The pre-game formalities involved IIHF President Rene Fasel and his KHL counterpart Dmitry Chernyshenko, as well as Vienna Capitals president Hans Schmidt and Austrian Hockey Federation chief Gernot Mittendorfer. And their discussions raised the possibility of a tantalizing showdown between the top clubs of the NHL and KHL.
The idea was floated on Friday by CSKA president Igor Yesmantovich, who hopes to set up a Trans-Atlantic challenge game to celebrate Anatoly Tarasov’s centenary this season. Chernyshenko told journalists that the KHL looked favorably on the proposal, and believed there was interest from TV networks in Europe and North America. “We have long been keen to do this, both us in the KHL and also the NHL,” he said. “The problem is getting it to fit into the calendar. I’m sure there would be huge interest around any such games, and they could go down in history.”
IIHF president Fasel, who is due to meet NHL commissioner Gary Bettman in Helsinki on Thursday, said he would raise the issue of a challenge game between the top clubs of the two competitions. “It would be a big deal for the fans, it would give them a chance to see the stars of both leagues, to see hockey of the very highest level.
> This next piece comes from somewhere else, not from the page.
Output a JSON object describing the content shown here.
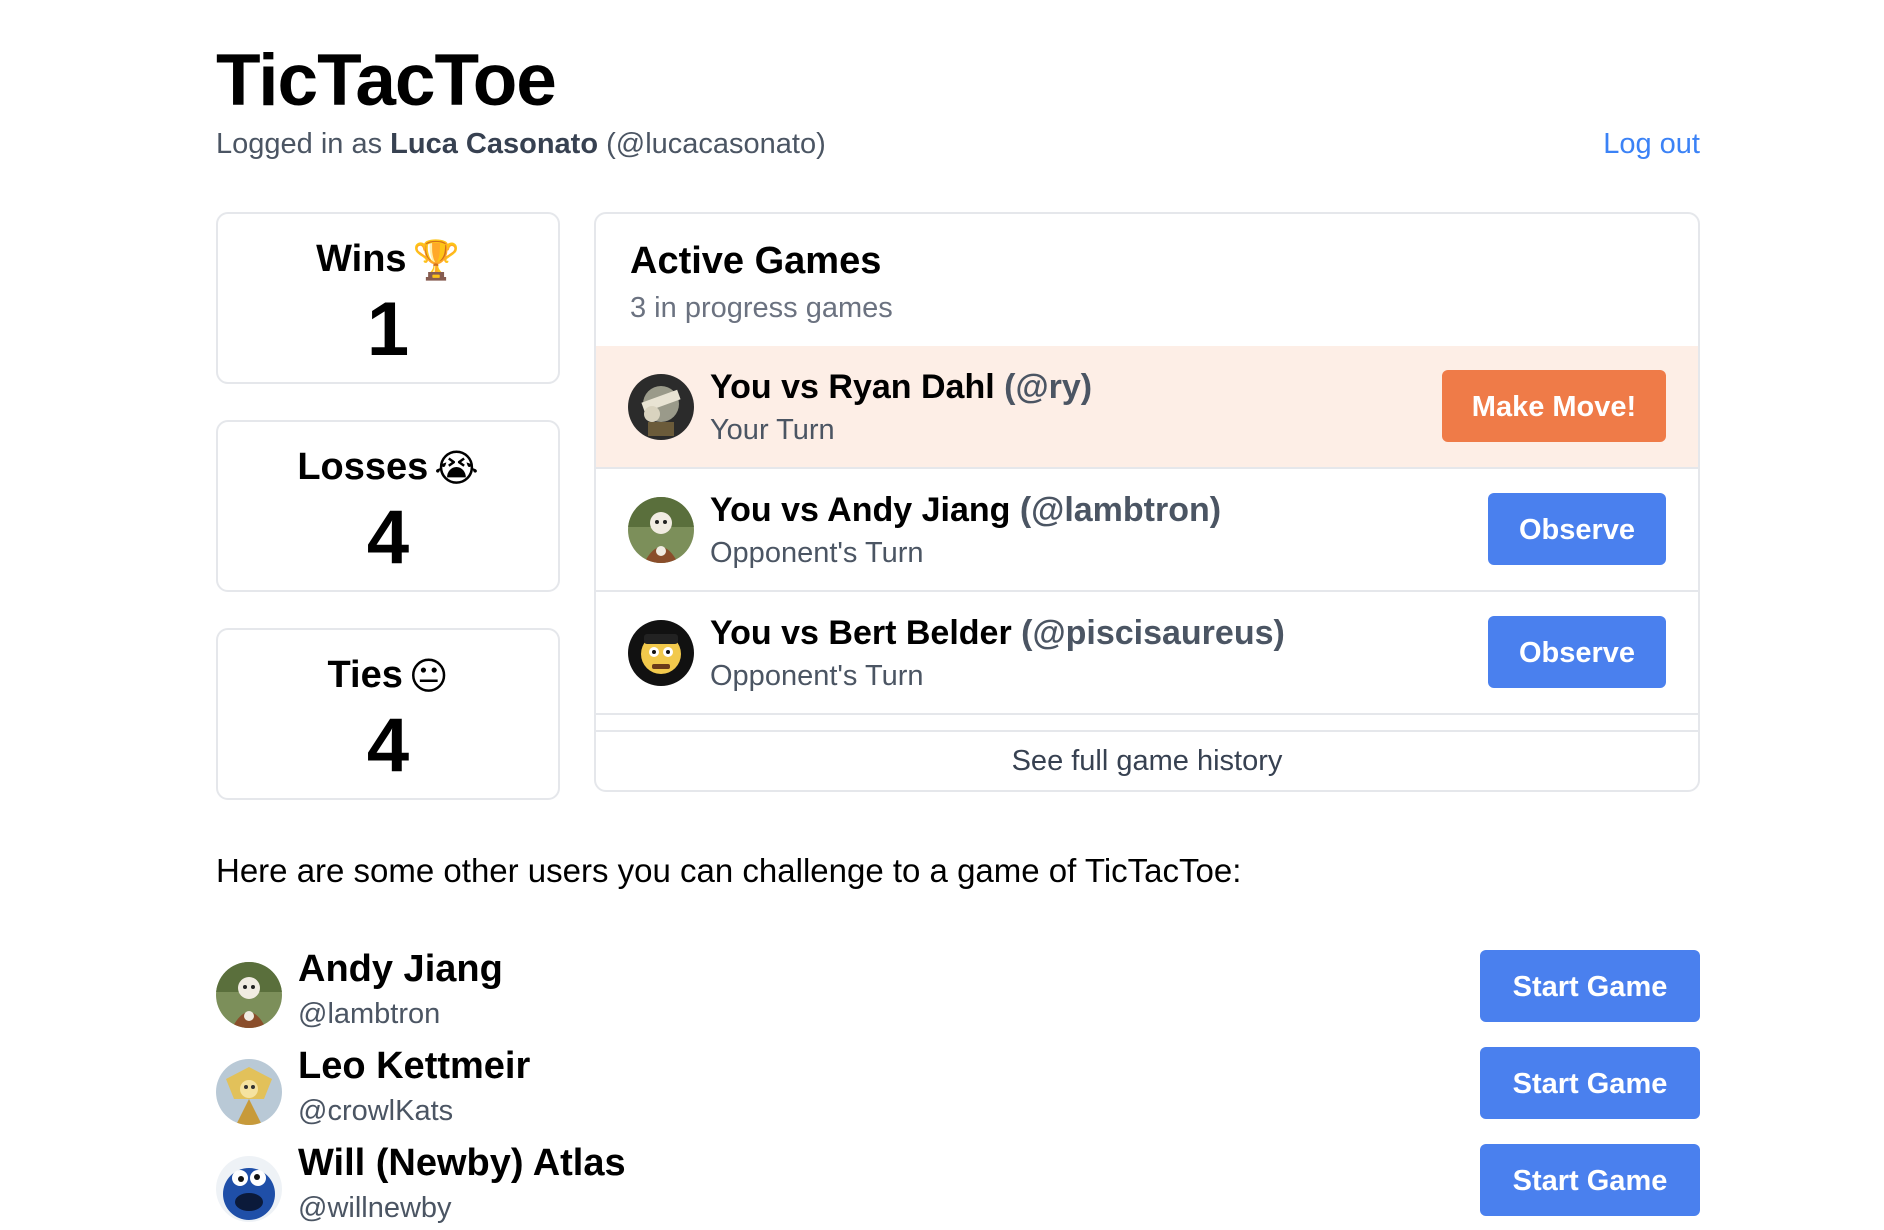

We’ve already tried to do this in the past, and we will keep on trying to make it happen.”
Fasel was also full of praise for the KHL World Games initiative, which continues next month in Zurich. “It’s great idea to promote the KHL brand in Western Europe,” he said. “The games we’re seeing now in Austria and later in Switzerland are an important step forward.”
There was a small disappointment when the rosters were announced: Pavel Datsyuk, SKA’s star forward, missed out after picking up a minor injury in Riga on Friday. Even in his absence, though, the visitor included the KHL’s leading scorer, Patrik Hersley. And it was the Swede who opened the scoring in the eighth minute. Hersley extended his current productive run to seven games as he potted his 11th goal of the season. And that’s from a defenseman.
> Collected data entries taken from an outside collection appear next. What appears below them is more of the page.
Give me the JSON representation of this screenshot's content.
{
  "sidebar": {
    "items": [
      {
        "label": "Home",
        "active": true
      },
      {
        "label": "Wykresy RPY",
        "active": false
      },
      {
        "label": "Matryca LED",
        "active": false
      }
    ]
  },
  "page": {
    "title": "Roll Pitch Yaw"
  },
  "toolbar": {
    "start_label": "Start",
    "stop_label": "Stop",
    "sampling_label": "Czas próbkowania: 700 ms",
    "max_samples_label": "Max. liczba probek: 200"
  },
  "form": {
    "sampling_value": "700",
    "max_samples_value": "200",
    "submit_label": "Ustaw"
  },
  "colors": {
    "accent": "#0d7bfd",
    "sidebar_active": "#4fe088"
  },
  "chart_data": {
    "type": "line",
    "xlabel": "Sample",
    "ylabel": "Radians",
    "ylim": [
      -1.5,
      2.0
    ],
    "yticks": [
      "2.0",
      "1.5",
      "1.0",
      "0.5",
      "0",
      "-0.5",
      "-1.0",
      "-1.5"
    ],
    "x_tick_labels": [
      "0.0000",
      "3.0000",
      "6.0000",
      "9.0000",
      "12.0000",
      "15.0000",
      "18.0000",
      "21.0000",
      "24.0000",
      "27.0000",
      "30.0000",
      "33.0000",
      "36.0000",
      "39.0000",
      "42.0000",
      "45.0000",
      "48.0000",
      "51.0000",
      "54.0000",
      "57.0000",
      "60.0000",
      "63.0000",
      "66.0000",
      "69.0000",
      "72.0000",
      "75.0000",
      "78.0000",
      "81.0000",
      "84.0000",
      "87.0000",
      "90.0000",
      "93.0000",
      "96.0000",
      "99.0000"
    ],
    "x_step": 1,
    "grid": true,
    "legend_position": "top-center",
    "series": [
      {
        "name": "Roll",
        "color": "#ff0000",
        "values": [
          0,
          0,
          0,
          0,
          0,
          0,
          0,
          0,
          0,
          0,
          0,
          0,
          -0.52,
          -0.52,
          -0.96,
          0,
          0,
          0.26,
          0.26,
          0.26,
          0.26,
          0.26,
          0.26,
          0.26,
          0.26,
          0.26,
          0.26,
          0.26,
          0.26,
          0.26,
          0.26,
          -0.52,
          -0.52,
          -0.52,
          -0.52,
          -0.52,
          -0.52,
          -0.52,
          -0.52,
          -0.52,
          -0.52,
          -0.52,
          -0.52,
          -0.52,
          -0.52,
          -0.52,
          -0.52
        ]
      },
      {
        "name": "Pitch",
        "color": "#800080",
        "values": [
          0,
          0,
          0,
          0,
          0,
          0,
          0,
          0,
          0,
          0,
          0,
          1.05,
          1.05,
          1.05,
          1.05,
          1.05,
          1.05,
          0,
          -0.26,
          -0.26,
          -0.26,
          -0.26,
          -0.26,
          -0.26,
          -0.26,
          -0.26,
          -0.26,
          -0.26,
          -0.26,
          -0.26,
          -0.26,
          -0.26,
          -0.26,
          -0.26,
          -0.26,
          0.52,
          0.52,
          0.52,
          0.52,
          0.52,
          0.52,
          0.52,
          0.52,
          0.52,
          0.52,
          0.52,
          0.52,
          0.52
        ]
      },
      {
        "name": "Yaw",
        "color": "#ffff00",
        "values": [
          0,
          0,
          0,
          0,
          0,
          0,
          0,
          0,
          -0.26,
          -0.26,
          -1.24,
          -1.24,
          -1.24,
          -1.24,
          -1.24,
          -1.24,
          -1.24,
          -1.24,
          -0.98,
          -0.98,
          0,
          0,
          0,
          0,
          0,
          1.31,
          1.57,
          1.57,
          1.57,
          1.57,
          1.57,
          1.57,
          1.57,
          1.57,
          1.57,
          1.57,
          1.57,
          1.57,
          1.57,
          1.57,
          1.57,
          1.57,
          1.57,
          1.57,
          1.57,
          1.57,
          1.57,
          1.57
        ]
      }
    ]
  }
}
Prior to the game, Tikhonov had admitted that SKA had struggled a little to make the most of its chances in recent outings. At the first intermission, the scoreline was just 1-0 in the visitor’s favor. For Slovan, still recovering from its 0-9 drubbing on Friday, keeping it tight was paramount and Vladimir Orszagh’s team worked hard to ensure that SKA could not take the game away in the opening exchanges.
However, the host was always vulnerable to a penalty. Hersley’s opener came on the power play and there were rather too many minors awarded against the Slovaks. SKA was not able to capitalize on the man advantage but the strain of the PK gradually wore down home resistance. Just after the midway mark, two goals in a minute from Jarno Koskiranta and Sergei Plotnikov pushed the Army Men into a 3-0 lead and the outcome of the game seemed more or less secure.
The final frame began with Dinar Khafizullin adding a fourth. Then Andrei Kuzmenko found the net and Plotnikov potted his second of the night. Oleg Li wrapped up it in the last minute with his first since joining SKA in the summer and over the two games, fans in Austria had seen 16 goals. Once again, Slovan was looking at a heavy loss – and for some the scorelines raised questions about whether the KHL product on show in Austria suffered from a lack of competitiveness. However, Austrian goalie Bernd Bruckler, once of Torpedo and Sibir in the KHL, felt that the most important thing was showcasing the quality of player within the league. “Sure, it would be better to see closer games, where the scoreline isn’t so lopsided, but we have to remember that CSKA and SKA are top clubs and are well capable of producing this kind of result. For fans in Austria, the most important thing is that they are seeing truly high-class hockey. Games like the ones we’ve seen in Vienna and Tallinn this weekend can only help to promote the KHL brand.”